— Сказали бы по-человечески. Мы ведь из провинции, не знаем… — выходя на улицу, обиженно сказала мать.
Рыжеусый вышел следом за нами. Вместе с другим молодцом он нес в рогоже огромную рыбину, похожую на корабельного покойника, зашитого вместе с островерхим колпаком. Рыбу бережно положили на плюшевое дно пролетки. Потом выносили что-то еще и еще. Сидевший в пролетке юркий, как уж, чернявый человек, в котелке и розовой косоворотке, подобострастно погладил рогожу:
— Балычок-то какой!
Потом осторожно обнял бадейку, поместившуюся рядом, и ткнул кучера-тумбу в пухлую спину.
— Пшел!
Пара серых в яблоках рысаков нетерпеливо, как пушинку, вынесла пылающий черным лаком экипаж на горбатые булыжники мостовой. Взвилось серое облако пыли, а рыжеусый все кланялся вслед.
— Господину Прохорову для пикника-с… — молитвенно бормотал он, широко улыбаясь, как копилка. — Прохорову… фабриканту-с… Приказчик это ихний… Меньше как на сотню-с не покупают-с…
Все так же отвратительно улыбаясь, он, пройдя мимо, громко щелкнул надо мной толстыми волосатыми пальцами:
— Так-то-с!
Я возненавидела его мгновенно, бешено, как умеют ненавидеть дети. Желание нанести ему обиду, во сто крат ужаснее нашей, охватило меня с такой силой, что у меня застучали зубы. Всего проще и скорее было убить его словом. На родной моей улице бранились свирепо и отпето, но мне вспомнилось почему-то только одно бранное слово: «образина».
Я затопала ему вслед, исступленно крича:
— Образина!..
Враг мой обернулся и бросил хладнокровно:
— Мала еще — не выходит.
Бурно и бессильно выплакавшись, я запросила пить.
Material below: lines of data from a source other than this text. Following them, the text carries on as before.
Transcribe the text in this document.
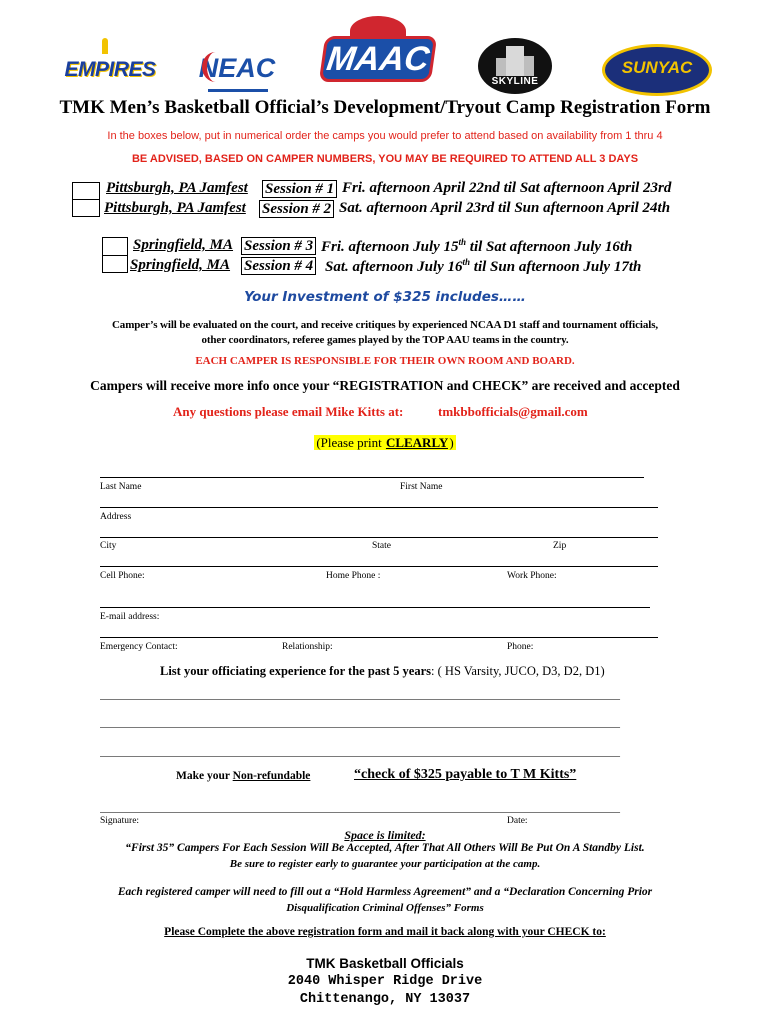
EMPIRES NEAC MAAC
SKYLINE
SUNYAC
TMK Men’s Basketball Official’s Development/Tryout Camp Registration Form
In the boxes below, put in numerical order the camps you would prefer to attend based on availability from 1 thru 4
BE ADVISED, BASED ON CAMPER NUMBERS, YOU MAY BE REQUIRED TO ATTEND ALL 3 DAYS
Pittsburgh, PA Jamfest Session # 1 Fri. afternoon April 22nd til Sat afternoon April 23rd
Pittsburgh, PA Jamfest Session # 2 Sat. afternoon April 23rd til Sun afternoon April 24th
Springfield, MA Session # 3 Fri. afternoon July 15th til Sat afternoon July 16th
Springfield, MA Session # 4 Sat. afternoon July 16th til Sun afternoon July 17th
Your Investment of $325 includes……
Camper’s will be evaluated on the court, and receive critiques by experienced NCAA D1 staff and tournament officials,
other coordinators, referee games played by the TOP AAU teams in the country.
EACH CAMPER IS RESPONSIBLE FOR THEIR OWN ROOM AND BOARD.
Campers will receive more info once your “REGISTRATION and CHECK” are received and accepted
Any questions please email Mike Kitts at:	tmkbbofficials@gmail.com
(Please print CLEARLY)
Last Name	First Name
Address
City	State	Zip
Cell Phone:	Home Phone :	Work Phone:
E-mail address:
Emergency Contact:	Relationship:	Phone:
List your officiating experience for the past 5 years: ( HS Varsity, JUCO, D3, D2, D1)
________________________________________________________________________________________________________
________________________________________________________________________________________________________
________________________________________________________________________________________________________
Make your Non-refundable	“check of $325 payable to T M Kitts”
________________________________________________________________________________________________________
Signature:	Date:
Space is limited:
“First 35” Campers For Each Session Will Be Accepted, After That All Others Will Be Put On A Standby List.
Be sure to register early to guarantee your participation at the camp.
Each registered camper will need to fill out a “Hold Harmless Agreement” and a “Declaration Concerning Prior
Disqualification Criminal Offenses” Forms
Please Complete the above registration form and mail it back along with your CHECK to:
TMK Basketball Officials
2040 Whisper Ridge Drive
Chittenango, NY 13037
Солнце било мне прямо в глаза, лоб мой словно прожигала большая раскаленная пуговица.
— Пить…
— В чужом городе и не найдешь ничего, — сокрушалась мать. — И дороговизна такая, спросить страшно… Ну, ну, потерпи ты, ради Христа, не томи мне душу. Вон святые по сорок дней постились — и тоже без воды…
— Пить…
И вдруг, как по-писаному, откуда-то из глубины раздался пронзительно сладкий голос:
— А во́т квасу-у! Кому квасу!
Мы нашли ее, избавительницу, в полутемной скважине какого-то прохода. Ухмыляясь плоским, курносым, изрытым оспой лицом, она поднесла мне кружку с мутно-коричневым квасом. Только осушив кружку, я ощутила на языке противную горечь — квас был старый и донельзя кислый.
— Этакую гадость вы продаете, — отплевываясь, возмущенно сказала мать.
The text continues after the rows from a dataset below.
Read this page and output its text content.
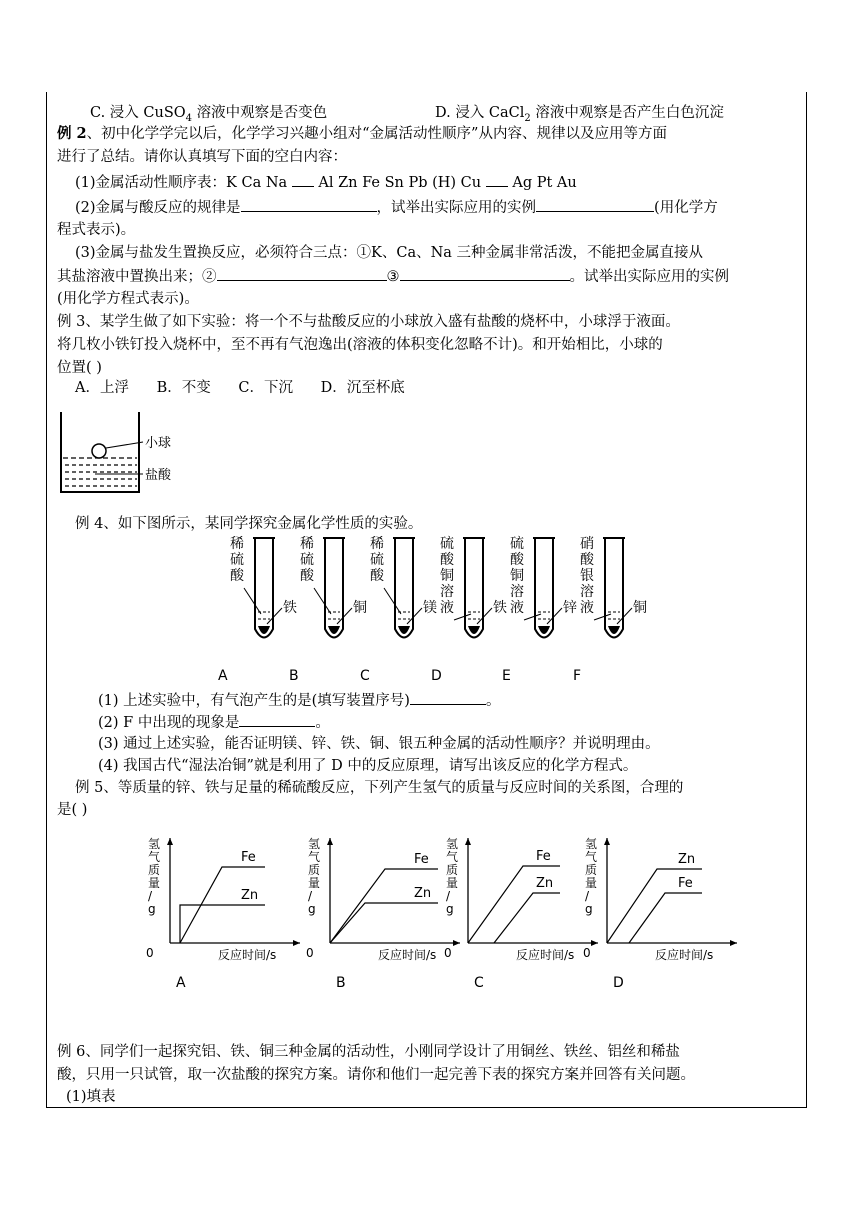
C. 浸入 CuSO$_4$ 溶液中观察是否变色	D. 浸入 CaCl$_2$ 溶液中观察是否产生白色沉淀
例 2、初中化学学完以后，化学学习兴趣小组对“金属活动性顺序”从内容、规律以及应用等方面
进行了总结。请你认真填写下面的空白内容：
(1)金属活动性顺序表：K Ca Na Al Zn Fe Sn Pb (H) Cu Ag Pt Au
(2)金属与酸反应的规律是	，试举出实际应用的实例	(用化学方
程式表示)。
(3)金属与盐发生置换反应，必须符合三点：①K、Ca、Na 三种金属非常活泼，不能把金属直接从
其盐溶液中置换出来；②	③	。试举出实际应用的实例
(用化学方程式表示)。
例 3、某学生做了如下实验：将一个不与盐酸反应的小球放入盛有盐酸的烧杯中，小球浮于液面。
将几枚小铁钉投入烧杯中，至不再有气泡逸出(溶液的体积变化忽略不计)。和开始相比，小球的
位置( )
A．上浮      B．不变      C．下沉      D．沉至杯底
小球
盐酸
例 4、如下图所示，某同学探究金属化学性质的实验。
稀硫酸
铁
A
稀硫酸
铜
B
稀硫酸
镁
C
硫酸铜溶液	铁
D
硫酸铜溶液	锌
E
硝酸银溶液	铜
F
(1) 上述实验中，有气泡产生的是(填写装置序号)	。
(2) F 中出现的现象是	。
(3) 通过上述实验，能否证明镁、锌、铁、铜、银五种金属的活动性顺序？并说明理由。
(4) 我国古代“湿法冶铜”就是利用了 D 中的反应原理，请写出该反应的化学方程式。
例 5、等质量的锌、铁与足量的稀硫酸反应，下列产生氢气的质量与反应时间的关系图，合理的
是( )
氢气质量/ g
反应时间/s
0
Fe
Zn
A
氢气质量/ g
反应时间/s
0
Fe
Zn
B
氢气质量/ g
反应时间/s
0
Fe
Zn
C
氢气质量/ g
反应时间/s
0
Zn
Fe
D
例 6、同学们一起探究铝、铁、铜三种金属的活动性，小刚同学设计了用铜丝、铁丝、铝丝和稀盐
酸，只用一只试管，取一次盐酸的探究方案。请你和他们一起完善下表的探究方案并回答有关问题。
(1)填表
— За две-то копейки шаньпаньского захотела? — расхохоталась баба. У ней вдруг открылся и другой голос — зычный, раскатистый, как барабанная дробь. — Тоже покупа-атели-и…
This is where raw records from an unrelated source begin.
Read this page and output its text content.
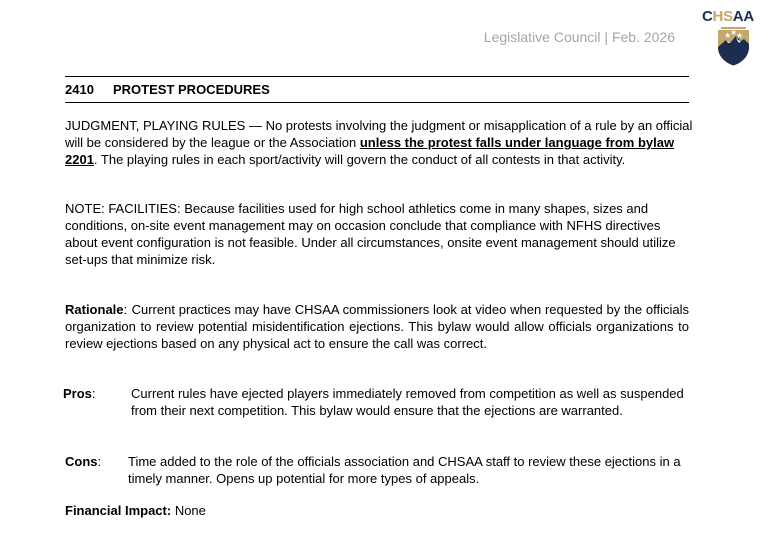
Legislative Council | Feb. 2026
CHSAA
★
★
★
2410 PROTEST PROCEDURES
JUDGMENT, PLAYING RULES — No protests involving the judgment or misapplication of a rule by an official will be considered by the league or the Association unless the protest falls under language from bylaw 2201. The playing rules in each sport/activity will govern the conduct of all contests in that activity.
NOTE: FACILITIES: Because facilities used for high school athletics come in many shapes, sizes and conditions, on-site event management may on occasion conclude that compliance with NFHS directives about event configuration is not feasible. Under all circumstances, onsite event management should utilize set-ups that minimize risk.
Current practices may have CHSAA commissioners look at video when requested by the officials organization to review potential misidentification ejections. This bylaw would allow officials organizations to review ejections based on any physical act to ensure the call was correct.
Rationale:
Pros:	Current rules have ejected players immediately removed from competition as well as suspended from their next competition. This bylaw would ensure that the ejections are warranted.
Cons: Time added to the role of the officials association and CHSAA staff to review these ejections in a timely manner. Opens up potential for more types of appeals.
Financial Impact: None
Спасаясь от нее, мы вдруг попали в тесный, как колодец, двор, забитый бочками, ящиками, какими-то тюками. Пахло многолетней сыростью и плесенью, тухлым мясом, кислыми кожами, гнилой рыбой и еще чем-то, неопрятным, затхлым и нежилым. Мимо нас взад и вперед по выщербленным плитам двора ходили, толкались люди. Сторонясь и уступая дорогу, мы очутились около широко зевающей двери. Оттуда, из полутьмы, хлопьями летел пух. Одна такая пушинка очутилась на моей потной щеке, и я, скосив глаза, силилась разглядеть ее, легкую, точно живую, присосавшуюся ко мне тончайшими щупальцами. Сняв со щеки грязно-белый жгутик, я с отвращением бросила его наземь. И тут, подняв глаза, я увидела выходящую из-под синей вывески «Пух-перо» молоденькую девушку в белом ситцевом платье с розовыми горошинками. Она остановилась у порога, чистенькая, хрупкая, неловко переступая маленькими ногами в смешных башмаках с торчащими ушками. Ни у кого не видывала я таких хорошеньких веснушек и такой пышной, словно у дорогих кукол, русой косы, как у этой маленькой голубоглазой девушки. Только успела я об этом подумать, как вслед за девушкой появилась юркая, щуплая, как некормленая курица, старушонка в пестрой шали. Шныряя тускло-черными, как ягода черемухи, глазками, старуха суетливо убеждала в чем-то молчаливого хозяина лавки:
— Ваше степенство, скинь полтинничек. А? Ски-инь! Бога за тебя молить буду, чтоб тебе богатеть, чтоб тебе, много через год, мильонщиком проснуться!.. Ски-инь, ваше степенство, сироту ведь отдаю, на последние гроши снаряжаю…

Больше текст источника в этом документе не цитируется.